Instant Pot Mississippi Pot Roast
Flavored with an unlikely combination of seasoning packets, pepperoncini peppers, and butter, this weeknight-friendly dinner is like no other pot roast you've ever tasted.
Serves8
Prep5 minutes
Cook1 hour 36 minutes
Flavored with an unlikely combination of spice packets, pepperoncini peppers, and butter, Mississippi pot roast is like no other pot roast you’ve ever tasted — and that’s exactly what will keep you coming back for more. The meat is melt-in-your-mouth tender; the gravy is equal parts spicy, tangy, and rich; and all of it’s just begging to be spooned over fluffy mashed potatoes, egg noodles, or cauliflower rice, or even piled on a sandwich.

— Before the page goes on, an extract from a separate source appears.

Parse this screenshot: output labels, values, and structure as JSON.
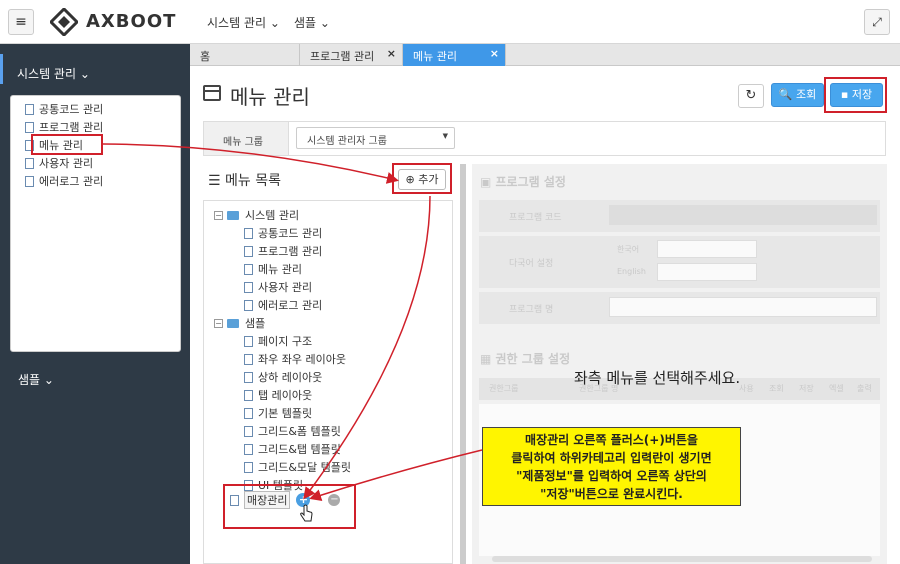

Mississippi pot roast saw a huge surge in popularity in the early 2000s, when Sam Sifton published his riff on it in The New York Times. It’s also amassed a huge following on Reddit. After trying and loving Kitchn’s own slow cooker version, I knew it was time for a quicker-cooking version using the Instant Pot. Like the slow cooker recipe, this one calls for just five ingredients (we don’t count cooking oil and water, since those staples are readily handy in the kitchen), but it cooks up in just about 90 minutes. Prepare for it to become a new family favorite.

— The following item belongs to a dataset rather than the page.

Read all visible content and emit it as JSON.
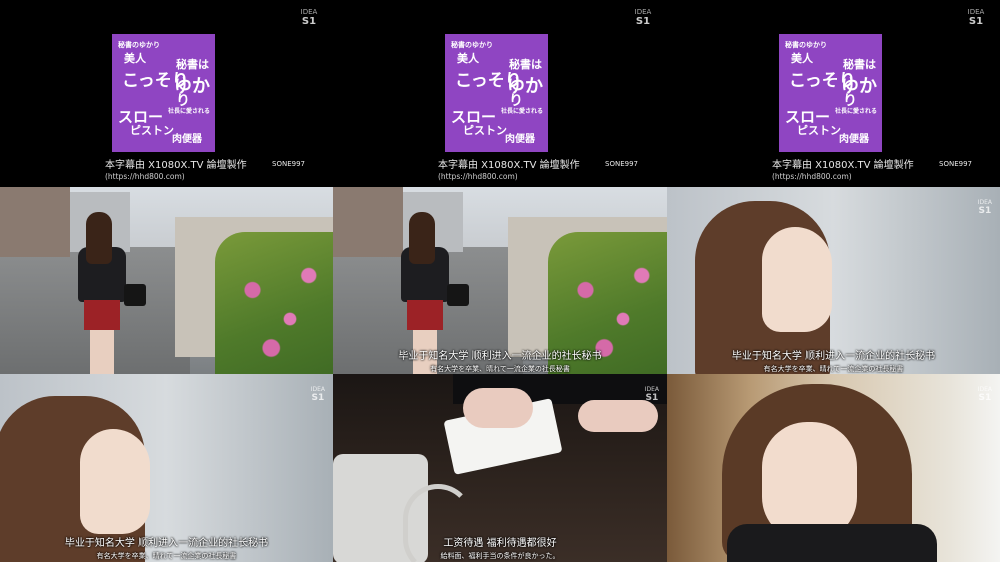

Instant Pot Mississippi Pot Roast
Flavored with an unlikely combination of seasoning packets, pepperoncini peppers, and butter, this weeknight-friendly dinner is like no other pot roast you've ever tasted.
Prep time 5 minutes
Cook time 1 hour 36 minutes
Serves 8
Nutritional Info
Ingredients
- 8 tablespoons
(1 stick) unsalted butter
- 1
(3-pound) boneless beef chuck roast
- 1 tablespoon
vegetable or canola oil
- 1/4 cup
water
- 1 (12-ounce) jar
pepperoncini peppers, divided
- 1 (1-ounce) packet
ranch salad dressing and seasoning mix
- 1 (1-ounce) packet
or 2 (.6-ounce) packets au jus gravy mix
Instructions
Cut 1 stick unsalted butter into 8 pieces. Trim off any large pieces of surface fat from 1 (3-pound) boneless beef chuck roast. Pat dry with paper towels.
Heat 1 tablespoon vegetable or canola oil in a 6-quart or larger Instant Pot or electric pressure cooker on the highest Sauté setting until shimmering. Add the roast and sear on all sides until browned, about 10 minutes total. Transfer to a plate.

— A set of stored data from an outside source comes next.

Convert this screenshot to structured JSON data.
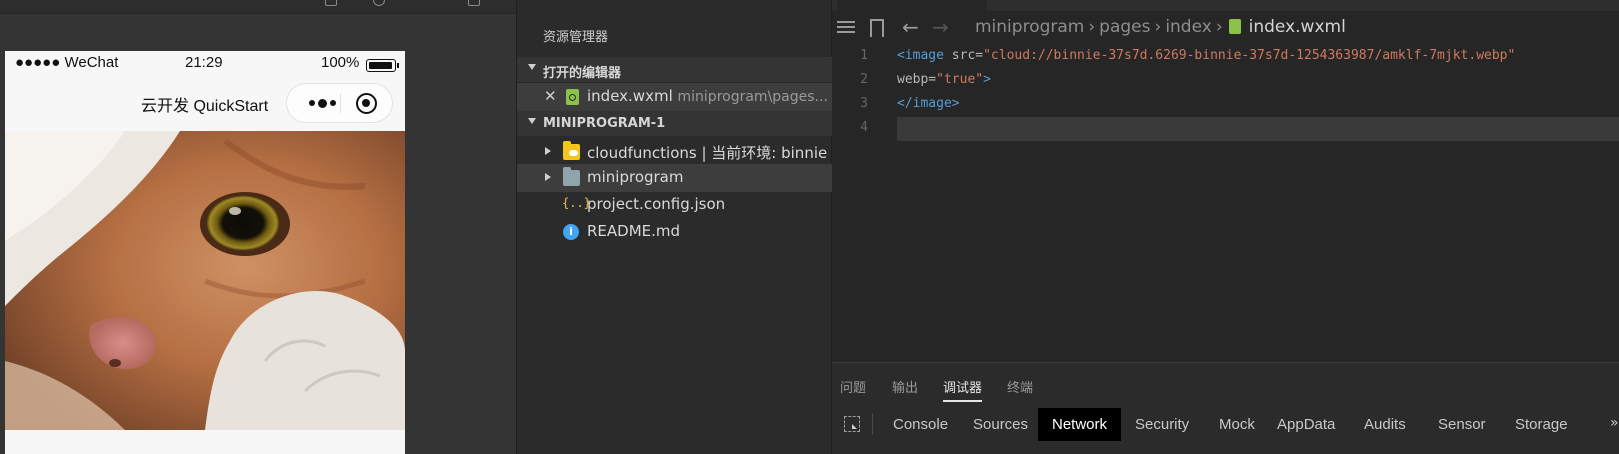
{
  "simulator": {
    "status_bar": {
      "carrier": "●●●●● WeChat",
      "time": "21:29",
      "battery": "100%"
    },
    "nav_title": "云开发 QuickStart",
    "capsule_icons": [
      "more-icon",
      "close-target-icon"
    ],
    "content_image": "cat-photo"
  },
  "explorer": {
    "title": "资源管理器",
    "open_editors": {
      "label": "打开的编辑器",
      "items": [
        {
          "name": "index.wxml",
          "path": "miniprogram\\pages..."
        }
      ]
    },
    "project": {
      "label": "MINIPROGRAM-1",
      "items": [
        {
          "name": "cloudfunctions | 当前环境: binnie",
          "icon": "cloud-folder-icon",
          "expandable": true
        },
        {
          "name": "miniprogram",
          "icon": "folder-icon",
          "expandable": true,
          "selected": true
        },
        {
          "name": "project.config.json",
          "icon": "json-icon",
          "expandable": false
        },
        {
          "name": "README.md",
          "icon": "info-icon",
          "expandable": false
        }
      ]
    }
  },
  "editor": {
    "breadcrumb": {
      "parts": [
        "miniprogram",
        "pages",
        "index"
      ],
      "file": "index.wxml"
    },
    "lines": [
      {
        "no": "1",
        "tokens": [
          [
            "tag",
            "<image"
          ],
          [
            "attr",
            " src="
          ],
          [
            "str",
            "\"cloud://binnie-37s7d.6269-binnie-37s7d-1254363987/amklf-7mjkt.webp\""
          ]
        ]
      },
      {
        "no": "2",
        "tokens": [
          [
            "attr",
            "webp="
          ],
          [
            "str",
            "\"true\""
          ],
          [
            "tag",
            ">"
          ]
        ]
      },
      {
        "no": "3",
        "tokens": [
          [
            "tag",
            "</image>"
          ]
        ]
      },
      {
        "no": "4",
        "tokens": []
      }
    ]
  },
  "debugger": {
    "panel_tabs": [
      "问题",
      "输出",
      "调试器",
      "终端"
    ],
    "active_panel_tab": "调试器",
    "devtools_tabs": [
      "Console",
      "Sources",
      "Network",
      "Security",
      "Mock",
      "AppData",
      "Audits",
      "Sensor",
      "Storage"
    ],
    "active_devtools_tab": "Network",
    "more": "»"
  },
  "colors": {
    "accent_active_tab": "#000000",
    "tag": "#569cd6",
    "string": "#ce7a60",
    "wxml_icon": "#8bc34a",
    "cloud_folder": "#f5c518",
    "info_icon": "#42a5f5"
  }
}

Pour 1/4 cup water into the pressure cooker, scrape up any browned bits, and simmer until almost evaporated, 1 to 2 minutes. Turn off the pressure cooker.
Return the roast and any accumulated juices to the pressure cooker. Sprinkle the roast with 1 packet ranch mix and 1 or 2 packets au jus gravy mix. Top with the butter. Pour 1/2 cup brine from 1 jar pepperoncini peppers over the roast. Add 10 pepperoncini peppers.
Lock the lid on and make sure the pressure valve is set to seal. Set to cook under HIGH pressure for 55 minutes. It will take about 15 minutes to come up to pressure.
When the cook time is up, let the pressure naturally release for 15 minutes. Quick release any remaining pressure. Shred the roast into bite-sized pieces with tongs.
Recipe Notes
Storage: Leftovers can be refrigerated in an airtight container up to 4 days or frozen up to 2 months.